アドラー心理学は、強い生理的ストレスや長期的なストレスが脳に生理学的変化を与えるといった科学的な知見を否定してはいません。また、過去に経験した出来事が現在の個人の思考、感情、行動に影響を与えることも、否定していません。なお、ある出来事がきっかけとなって緊急的あるいは強度の心理的危機状態にある場合は、まずは精神科医や危機介入を専門とする心理職の介入が優先されるべきと考えます。

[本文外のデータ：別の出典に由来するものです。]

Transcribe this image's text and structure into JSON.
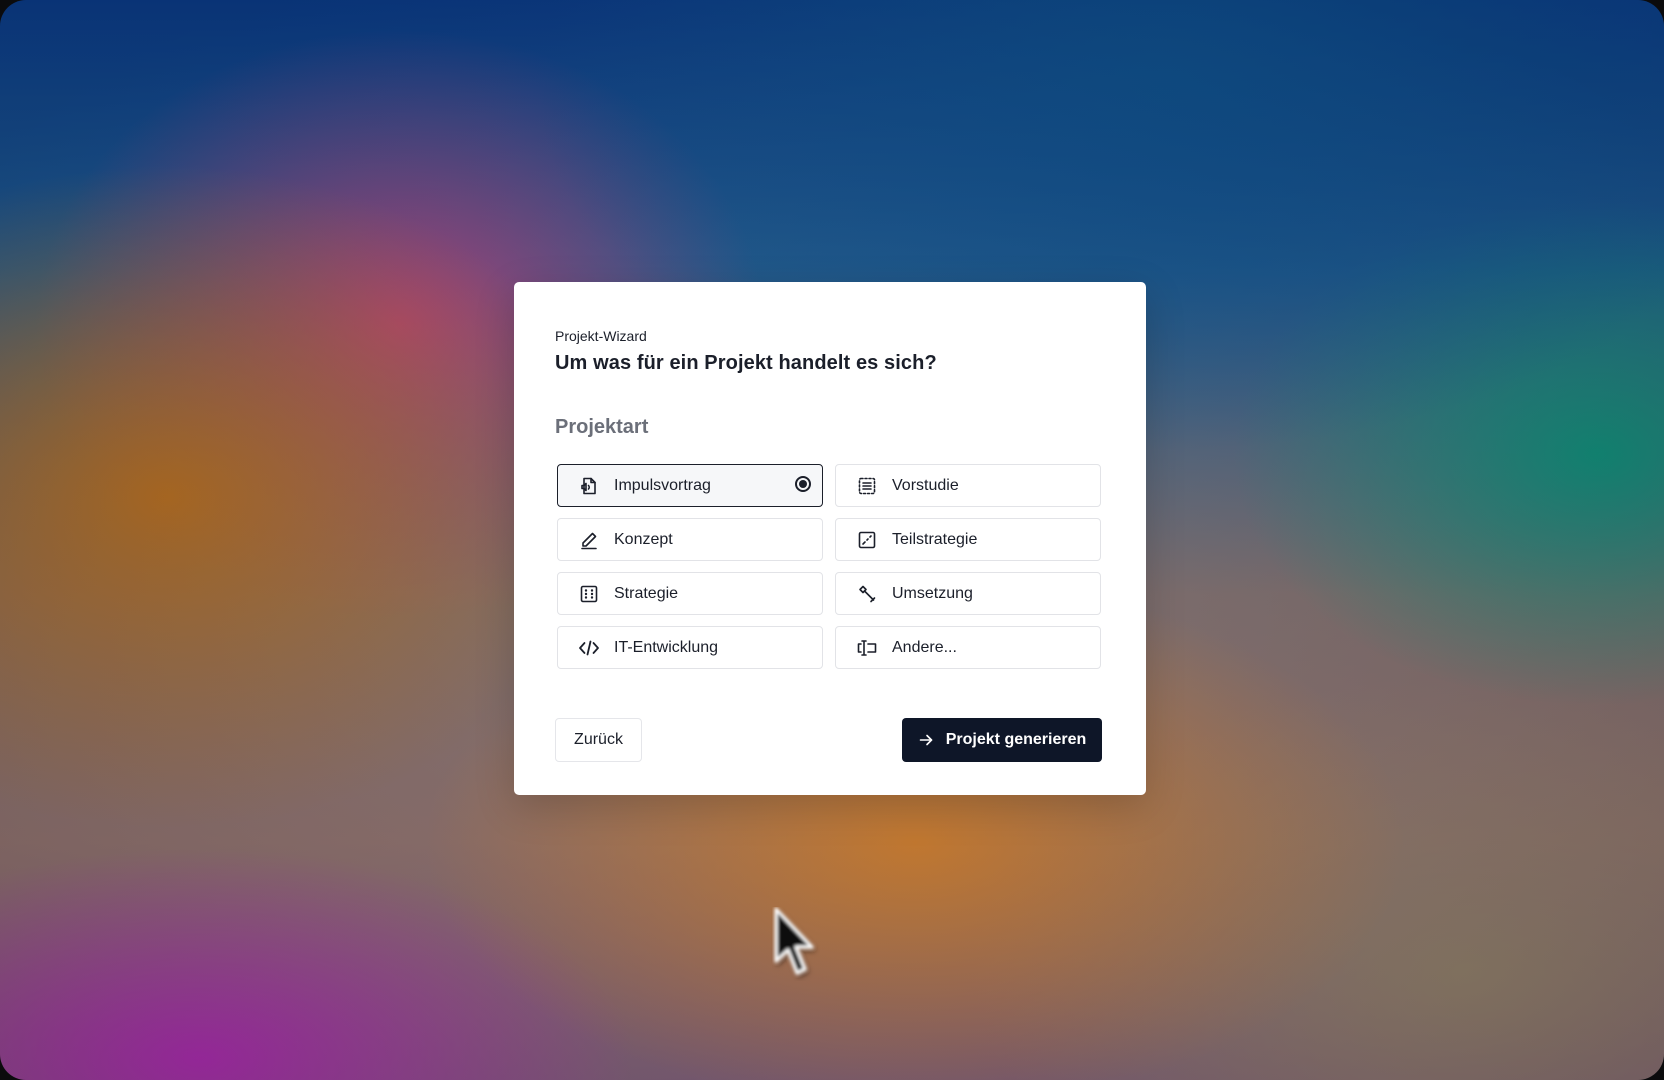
{
  "wizard": {
    "eyebrow": "Projekt-Wizard",
    "title": "Um was für ein Projekt handelt es sich?",
    "section_label": "Projektart",
    "options": [
      {
        "label": "Impulsvortrag",
        "icon": "file-audio-icon",
        "selected": true
      },
      {
        "label": "Vorstudie",
        "icon": "list-dashed-icon",
        "selected": false
      },
      {
        "label": "Konzept",
        "icon": "pen-icon",
        "selected": false
      },
      {
        "label": "Teilstrategie",
        "icon": "chart-square-icon",
        "selected": false
      },
      {
        "label": "Strategie",
        "icon": "grid-square-icon",
        "selected": false
      },
      {
        "label": "Umsetzung",
        "icon": "hammer-icon",
        "selected": false
      },
      {
        "label": "IT-Entwicklung",
        "icon": "code-icon",
        "selected": false
      },
      {
        "label": "Andere...",
        "icon": "text-cursor-icon",
        "selected": false
      }
    ],
    "back_label": "Zurück",
    "submit_label": "Projekt generieren"
  },
  "colors": {
    "primary": "#0e1628",
    "text": "#1b1f2a",
    "muted": "#6b6f79",
    "border": "#e2e3e7"
  }
}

アドラー心理学が否定するのは「トラウマ」に関する原因論的な見解であって、過去の出来事が現在の個人の思考・感情・行動に与える影響を完全に否定するものではありません。強い生理的ストレスが脳の生理学的変化やトラウマ記憶の特殊な処理への影響を招き、症状を残す可能性は認めています。そもそもPTSDに関する論文を世界に先駆けて1943年の時点で示したのは、他ならぬアルフレッド・アドラーの娘、アレクサンドラ・アドラーです。(Adler, Alexandra: Neuropsychiatric Complications in the Victims of the Boston Coconut Grove Disaster, J.A.M.A 123:1098-1101 (Dec.25)1943.)
また、アドラー心理学では個人は現在用いているライフスタイルを、おおむね子ども時代に選び取る(形成する)と考えます。ですからライフスタイル形成期における環境や経験は、間接的には、現在の個人の嗜好や感情・行動にも影響を与え続けているということができます。そうした過去の出来事(経験)をどのように活かすかを、現在の自分自身が主体的に決断し、ライフスタイルの示す「人生目標(優越目標)」達成のためにそれらを主体的に使用していると捉えるのがアドラー心理学の立場です。
なお、ある出来事をきっかけとして緊急的あるいは強度の心理的危機状態が見られる場合は、その時点ではアドラー心理学による心理療法の適応範囲にはありません。その場合は精神科医や危機介入を専門とする心理師の方の介入が優先と考えます。